Initializing a nested struct with const members

Question

I have the following types, for illustration:

struct outer {
  struct inner {
    const int c;
    int x;
  } i;
  int y;
};

I want to malloc outer and then, later, initialize inner to get the right const behavior for outer.ic .

For example, something like

struct outer *o = malloc(sizeof *o);
o->y = find_y();
int cc = find_c();
int xx = find_x();
o->i = { .c = cc, .x = xx };

but this gives me an error about assignment of read-only member 'i' , because it's an assignment, not an initialization.

Is there a way to do something like this that's up-front to the compiler? Let's consider tricks like casting away const with *((int *) &o->ic) or using memcpy on &o.i as sneaking around the compiler. I can get the bits where they need to be, but I am looking for the least sneaky way to do this.

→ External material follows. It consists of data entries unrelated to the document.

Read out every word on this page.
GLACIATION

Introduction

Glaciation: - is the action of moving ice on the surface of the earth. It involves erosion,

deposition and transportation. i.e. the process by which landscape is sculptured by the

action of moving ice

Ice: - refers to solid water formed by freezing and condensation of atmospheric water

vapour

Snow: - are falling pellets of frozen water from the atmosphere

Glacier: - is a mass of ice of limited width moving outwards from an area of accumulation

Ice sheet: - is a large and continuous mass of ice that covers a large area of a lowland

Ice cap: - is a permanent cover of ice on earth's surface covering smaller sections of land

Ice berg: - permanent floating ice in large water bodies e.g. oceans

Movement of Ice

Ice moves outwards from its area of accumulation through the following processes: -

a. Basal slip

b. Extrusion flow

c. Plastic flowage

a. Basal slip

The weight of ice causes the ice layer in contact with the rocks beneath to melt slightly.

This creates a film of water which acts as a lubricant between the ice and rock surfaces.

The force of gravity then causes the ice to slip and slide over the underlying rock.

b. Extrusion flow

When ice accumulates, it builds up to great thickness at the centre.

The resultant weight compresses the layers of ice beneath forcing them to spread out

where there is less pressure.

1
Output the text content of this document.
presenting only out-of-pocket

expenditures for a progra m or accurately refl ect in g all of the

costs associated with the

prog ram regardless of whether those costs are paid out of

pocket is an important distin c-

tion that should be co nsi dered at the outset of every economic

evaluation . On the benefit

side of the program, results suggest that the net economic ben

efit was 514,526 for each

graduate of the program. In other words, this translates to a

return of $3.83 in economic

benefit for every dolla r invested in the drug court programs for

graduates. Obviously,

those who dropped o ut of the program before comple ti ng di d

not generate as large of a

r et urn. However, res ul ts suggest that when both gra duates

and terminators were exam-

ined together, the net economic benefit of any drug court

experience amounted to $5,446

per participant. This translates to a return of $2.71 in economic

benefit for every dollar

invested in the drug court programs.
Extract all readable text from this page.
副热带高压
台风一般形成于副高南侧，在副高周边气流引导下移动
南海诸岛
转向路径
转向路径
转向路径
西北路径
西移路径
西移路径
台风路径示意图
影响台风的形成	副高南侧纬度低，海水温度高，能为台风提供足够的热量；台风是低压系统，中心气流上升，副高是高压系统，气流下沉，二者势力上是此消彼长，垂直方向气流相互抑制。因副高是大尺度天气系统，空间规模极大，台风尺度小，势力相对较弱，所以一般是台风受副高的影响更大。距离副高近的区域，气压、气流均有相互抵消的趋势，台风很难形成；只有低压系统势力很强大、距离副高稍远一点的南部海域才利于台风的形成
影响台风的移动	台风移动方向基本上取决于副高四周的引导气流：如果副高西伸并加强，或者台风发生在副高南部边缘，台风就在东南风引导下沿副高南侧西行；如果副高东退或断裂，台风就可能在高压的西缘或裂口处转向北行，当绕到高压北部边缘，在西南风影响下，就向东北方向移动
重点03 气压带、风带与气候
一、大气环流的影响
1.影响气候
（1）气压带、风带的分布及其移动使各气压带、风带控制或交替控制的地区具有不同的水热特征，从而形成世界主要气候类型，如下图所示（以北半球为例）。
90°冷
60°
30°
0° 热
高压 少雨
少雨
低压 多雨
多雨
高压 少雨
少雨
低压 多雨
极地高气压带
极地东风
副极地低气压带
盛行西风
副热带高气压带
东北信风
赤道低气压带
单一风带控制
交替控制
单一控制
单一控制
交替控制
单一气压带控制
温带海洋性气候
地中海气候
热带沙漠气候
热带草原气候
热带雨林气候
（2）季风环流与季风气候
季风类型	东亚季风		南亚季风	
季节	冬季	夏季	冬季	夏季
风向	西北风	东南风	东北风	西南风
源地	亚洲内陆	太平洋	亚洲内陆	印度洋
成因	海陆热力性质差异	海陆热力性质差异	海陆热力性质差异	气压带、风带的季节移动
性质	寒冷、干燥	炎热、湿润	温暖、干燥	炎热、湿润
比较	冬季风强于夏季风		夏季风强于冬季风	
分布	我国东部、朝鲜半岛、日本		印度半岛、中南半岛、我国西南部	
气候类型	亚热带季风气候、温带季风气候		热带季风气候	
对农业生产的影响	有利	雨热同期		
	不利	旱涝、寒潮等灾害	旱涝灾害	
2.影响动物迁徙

I am not using C++ (I'm using C99).

Answer 1

The only really constant things are things residing in read-only memory. Malloc/calloc will never give you read-only memory. So that "const" there is a lie. Well, it is a hint for compiler(s) and to developer(s). I am not sure if there are any syntax sugars in C99 to address something that might seem an issue to someone, but here is how I would do it:

#include <stdio.h>
#include <stdlib.h>

struct outer {
    struct inner {
        const int c;
        int x;
    } i;
    int y;
};

int main(void)
{
    struct outer    *o;

    o      = calloc(1, sizeof(struct outer));

    printf("before: %d %d %d\n", o->i.c, o->i.x, o->y);

    *((int *)&o->i.c) = 1;
    o->i.x = 2;
    o->y = 3;

    printf("after: %d %d %d\n", o->i.c, o->i.x, o->y);

    return 0;
}

Please take into account that this is a more practical solution than academic, thus some people might want to throw a few rotten eggs at me for it.

Answer 2

I would probably do this:

struct outer_init {
  struct inner_init {
    int c;
    int x;
  } i;
  int y;
};

struct outer_init *oi = malloc(sizeof *oi);
oi->y = find_y();
oi->i.c = find_c();
oi->i.x = find_x();

struct outer *o = (struct outer *)oi;

I am not completely sure that it is absolutely portable though.